Background
Emotional cognition and effective interpretation of affective information is an important factor in social interactions and everyday functioning, and difficulties in these areas may contribute to aetiology and maintenance of mental health conditions. In younger people with depression and anxiety, research suggests significant alterations in behavioural and brain activation aspects of emotion processing, with a tendency to appraise neutral stimuli as negative and attend preferentially to negative stimuli.

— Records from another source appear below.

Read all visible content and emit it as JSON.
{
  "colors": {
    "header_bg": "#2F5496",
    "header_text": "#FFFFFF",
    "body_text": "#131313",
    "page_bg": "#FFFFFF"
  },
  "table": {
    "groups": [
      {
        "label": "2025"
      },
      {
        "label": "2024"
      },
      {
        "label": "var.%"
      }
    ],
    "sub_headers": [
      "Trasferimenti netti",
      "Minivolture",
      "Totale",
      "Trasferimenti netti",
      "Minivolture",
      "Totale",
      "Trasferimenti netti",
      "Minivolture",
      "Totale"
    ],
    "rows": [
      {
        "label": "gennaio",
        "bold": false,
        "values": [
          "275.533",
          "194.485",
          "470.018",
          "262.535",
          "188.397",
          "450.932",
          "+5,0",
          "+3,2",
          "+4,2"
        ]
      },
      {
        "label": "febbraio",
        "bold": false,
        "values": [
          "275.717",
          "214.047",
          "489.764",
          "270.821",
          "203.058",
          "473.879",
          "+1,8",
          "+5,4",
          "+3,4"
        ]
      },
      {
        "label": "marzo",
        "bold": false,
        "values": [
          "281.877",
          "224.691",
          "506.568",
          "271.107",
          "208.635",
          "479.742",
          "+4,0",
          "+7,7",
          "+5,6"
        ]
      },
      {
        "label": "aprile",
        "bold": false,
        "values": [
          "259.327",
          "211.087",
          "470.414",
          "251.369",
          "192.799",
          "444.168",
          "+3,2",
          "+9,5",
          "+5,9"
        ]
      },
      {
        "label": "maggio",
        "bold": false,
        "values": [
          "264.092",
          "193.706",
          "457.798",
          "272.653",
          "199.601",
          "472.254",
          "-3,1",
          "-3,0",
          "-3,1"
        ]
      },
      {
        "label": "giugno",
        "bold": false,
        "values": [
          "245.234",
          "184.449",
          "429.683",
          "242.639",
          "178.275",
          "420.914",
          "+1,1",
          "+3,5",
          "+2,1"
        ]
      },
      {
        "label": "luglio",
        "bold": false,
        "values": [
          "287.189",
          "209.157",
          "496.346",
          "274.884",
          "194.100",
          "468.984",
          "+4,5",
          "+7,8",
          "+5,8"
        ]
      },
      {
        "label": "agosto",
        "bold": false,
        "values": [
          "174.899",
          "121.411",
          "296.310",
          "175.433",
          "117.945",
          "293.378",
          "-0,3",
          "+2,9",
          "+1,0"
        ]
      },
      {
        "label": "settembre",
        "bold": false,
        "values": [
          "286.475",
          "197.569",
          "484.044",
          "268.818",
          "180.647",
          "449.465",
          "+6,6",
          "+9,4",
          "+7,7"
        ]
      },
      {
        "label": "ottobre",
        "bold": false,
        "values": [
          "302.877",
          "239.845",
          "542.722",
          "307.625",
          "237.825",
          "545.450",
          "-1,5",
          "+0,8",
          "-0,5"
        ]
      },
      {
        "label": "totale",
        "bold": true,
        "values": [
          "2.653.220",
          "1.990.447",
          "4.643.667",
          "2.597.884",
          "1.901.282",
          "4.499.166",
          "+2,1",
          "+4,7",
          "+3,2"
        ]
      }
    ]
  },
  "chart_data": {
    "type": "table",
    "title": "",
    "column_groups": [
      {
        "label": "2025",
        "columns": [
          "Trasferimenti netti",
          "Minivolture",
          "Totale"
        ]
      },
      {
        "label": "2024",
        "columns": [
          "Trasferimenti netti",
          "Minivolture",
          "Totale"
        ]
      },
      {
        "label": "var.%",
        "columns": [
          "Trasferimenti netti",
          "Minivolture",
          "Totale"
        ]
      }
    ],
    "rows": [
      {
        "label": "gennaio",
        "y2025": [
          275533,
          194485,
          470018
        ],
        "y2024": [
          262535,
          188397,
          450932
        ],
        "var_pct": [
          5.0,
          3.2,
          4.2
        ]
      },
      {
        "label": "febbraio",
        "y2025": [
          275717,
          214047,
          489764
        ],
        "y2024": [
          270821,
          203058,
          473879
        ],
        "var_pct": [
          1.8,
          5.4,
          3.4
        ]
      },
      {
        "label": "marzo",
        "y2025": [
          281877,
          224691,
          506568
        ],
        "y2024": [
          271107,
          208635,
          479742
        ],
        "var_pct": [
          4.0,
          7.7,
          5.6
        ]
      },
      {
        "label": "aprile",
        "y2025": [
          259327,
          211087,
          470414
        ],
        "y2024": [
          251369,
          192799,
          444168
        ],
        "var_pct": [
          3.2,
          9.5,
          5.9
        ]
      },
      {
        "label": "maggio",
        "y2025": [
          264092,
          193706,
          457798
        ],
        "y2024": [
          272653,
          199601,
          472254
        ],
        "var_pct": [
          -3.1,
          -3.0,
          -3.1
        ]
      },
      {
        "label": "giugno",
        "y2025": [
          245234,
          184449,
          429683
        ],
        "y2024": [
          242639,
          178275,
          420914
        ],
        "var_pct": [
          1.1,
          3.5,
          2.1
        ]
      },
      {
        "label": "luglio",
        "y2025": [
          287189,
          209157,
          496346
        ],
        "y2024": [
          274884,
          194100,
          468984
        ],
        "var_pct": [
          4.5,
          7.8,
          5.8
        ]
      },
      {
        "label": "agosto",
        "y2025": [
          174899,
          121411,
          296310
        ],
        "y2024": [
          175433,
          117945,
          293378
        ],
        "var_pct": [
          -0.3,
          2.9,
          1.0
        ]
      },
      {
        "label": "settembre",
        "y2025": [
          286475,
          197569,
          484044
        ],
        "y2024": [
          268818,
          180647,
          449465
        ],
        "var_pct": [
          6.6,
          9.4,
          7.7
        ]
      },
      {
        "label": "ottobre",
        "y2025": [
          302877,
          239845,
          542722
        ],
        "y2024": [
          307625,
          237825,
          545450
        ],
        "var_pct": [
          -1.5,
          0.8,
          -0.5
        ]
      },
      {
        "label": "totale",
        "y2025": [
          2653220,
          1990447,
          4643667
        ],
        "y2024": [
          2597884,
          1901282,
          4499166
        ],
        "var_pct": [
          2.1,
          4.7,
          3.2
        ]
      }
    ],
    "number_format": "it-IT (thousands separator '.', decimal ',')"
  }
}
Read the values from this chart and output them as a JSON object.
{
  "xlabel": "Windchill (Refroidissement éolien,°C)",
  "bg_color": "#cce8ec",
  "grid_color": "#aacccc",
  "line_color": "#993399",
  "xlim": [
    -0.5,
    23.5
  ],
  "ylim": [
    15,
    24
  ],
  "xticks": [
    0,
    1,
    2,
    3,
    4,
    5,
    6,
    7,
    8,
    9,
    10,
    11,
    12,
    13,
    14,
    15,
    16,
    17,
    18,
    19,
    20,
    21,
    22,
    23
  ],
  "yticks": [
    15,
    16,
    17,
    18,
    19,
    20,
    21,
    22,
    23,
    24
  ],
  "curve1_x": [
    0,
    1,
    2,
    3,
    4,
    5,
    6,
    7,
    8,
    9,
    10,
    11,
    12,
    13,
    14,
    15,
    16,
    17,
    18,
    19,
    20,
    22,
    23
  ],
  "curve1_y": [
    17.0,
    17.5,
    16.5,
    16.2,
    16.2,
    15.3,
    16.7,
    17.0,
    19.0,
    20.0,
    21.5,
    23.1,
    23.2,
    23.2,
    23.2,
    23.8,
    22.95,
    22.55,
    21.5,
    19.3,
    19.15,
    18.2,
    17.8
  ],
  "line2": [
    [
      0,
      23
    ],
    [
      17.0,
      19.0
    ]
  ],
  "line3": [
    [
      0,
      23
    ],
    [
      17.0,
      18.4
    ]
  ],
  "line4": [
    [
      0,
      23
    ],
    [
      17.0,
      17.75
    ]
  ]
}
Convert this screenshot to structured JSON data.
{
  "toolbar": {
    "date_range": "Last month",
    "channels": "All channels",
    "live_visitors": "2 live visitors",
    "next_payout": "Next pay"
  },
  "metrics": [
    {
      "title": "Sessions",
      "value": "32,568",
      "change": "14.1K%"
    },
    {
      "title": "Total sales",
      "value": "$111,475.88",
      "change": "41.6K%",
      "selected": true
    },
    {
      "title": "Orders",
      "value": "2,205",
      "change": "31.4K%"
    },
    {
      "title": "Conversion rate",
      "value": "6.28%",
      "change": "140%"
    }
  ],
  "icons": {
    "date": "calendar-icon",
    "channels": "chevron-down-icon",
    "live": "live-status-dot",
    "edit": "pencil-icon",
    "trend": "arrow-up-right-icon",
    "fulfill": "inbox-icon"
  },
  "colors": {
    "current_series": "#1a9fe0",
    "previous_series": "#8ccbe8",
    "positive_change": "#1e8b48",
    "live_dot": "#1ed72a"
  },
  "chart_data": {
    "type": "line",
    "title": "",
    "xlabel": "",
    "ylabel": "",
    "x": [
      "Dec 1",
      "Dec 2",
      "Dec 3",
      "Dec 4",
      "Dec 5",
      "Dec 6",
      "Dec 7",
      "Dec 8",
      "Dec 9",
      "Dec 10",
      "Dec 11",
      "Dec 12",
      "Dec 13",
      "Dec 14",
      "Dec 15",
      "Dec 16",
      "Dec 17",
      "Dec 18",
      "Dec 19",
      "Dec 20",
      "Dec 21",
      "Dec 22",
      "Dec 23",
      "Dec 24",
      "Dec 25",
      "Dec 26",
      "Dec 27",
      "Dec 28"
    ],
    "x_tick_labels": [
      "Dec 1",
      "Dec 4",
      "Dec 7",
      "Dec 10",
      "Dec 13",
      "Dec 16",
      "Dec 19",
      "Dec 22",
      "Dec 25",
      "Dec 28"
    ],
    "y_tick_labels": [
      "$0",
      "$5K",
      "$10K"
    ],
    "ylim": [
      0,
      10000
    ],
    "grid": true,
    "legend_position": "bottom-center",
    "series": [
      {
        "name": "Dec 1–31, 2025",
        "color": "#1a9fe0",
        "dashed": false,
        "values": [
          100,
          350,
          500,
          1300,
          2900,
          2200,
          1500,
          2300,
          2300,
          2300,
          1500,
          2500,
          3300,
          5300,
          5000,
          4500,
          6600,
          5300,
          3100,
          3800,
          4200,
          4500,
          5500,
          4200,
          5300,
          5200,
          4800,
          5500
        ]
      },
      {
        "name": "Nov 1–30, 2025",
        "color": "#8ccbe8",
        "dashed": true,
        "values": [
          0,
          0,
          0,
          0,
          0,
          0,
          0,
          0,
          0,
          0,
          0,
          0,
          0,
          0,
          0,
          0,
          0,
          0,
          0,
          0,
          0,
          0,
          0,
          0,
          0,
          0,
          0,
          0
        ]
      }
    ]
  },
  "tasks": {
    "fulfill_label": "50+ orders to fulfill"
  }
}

However, in ageing, research suggests that emotion processing becomes subject to a ‘positivity effect’, whereby older people attend more to positive than negative stimuli.
Aims
This review examines data from studies of emotion processing in Late-Life Depression and Late-Life Anxiety to attempt to understand the significance of emotion processing variations in these conditions, and their interaction with changes in emotion processing that occur with ageing.
Method
We conducted a systematic review following PRISMA guidelines. Articles that used an emotion-based processing task, examined older persons with depression or an anxiety disorder and included a healthy control group were included.
Results
In Late-Life Depression, there is little consistent behavioural evidence of impaired emotion processing, but there is evidence of altered brain circuitry during these processes. In Late-Life Anxiety and Post-Traumatic Stress disorder, there is evidence of interference with processing of negative or threat-related words.
Conclusions
How these findings fit with the positivity bias of ageing is not clear. Future research is required in larger groups, further examining the interaction between illness and age and the significance of age at disease onset.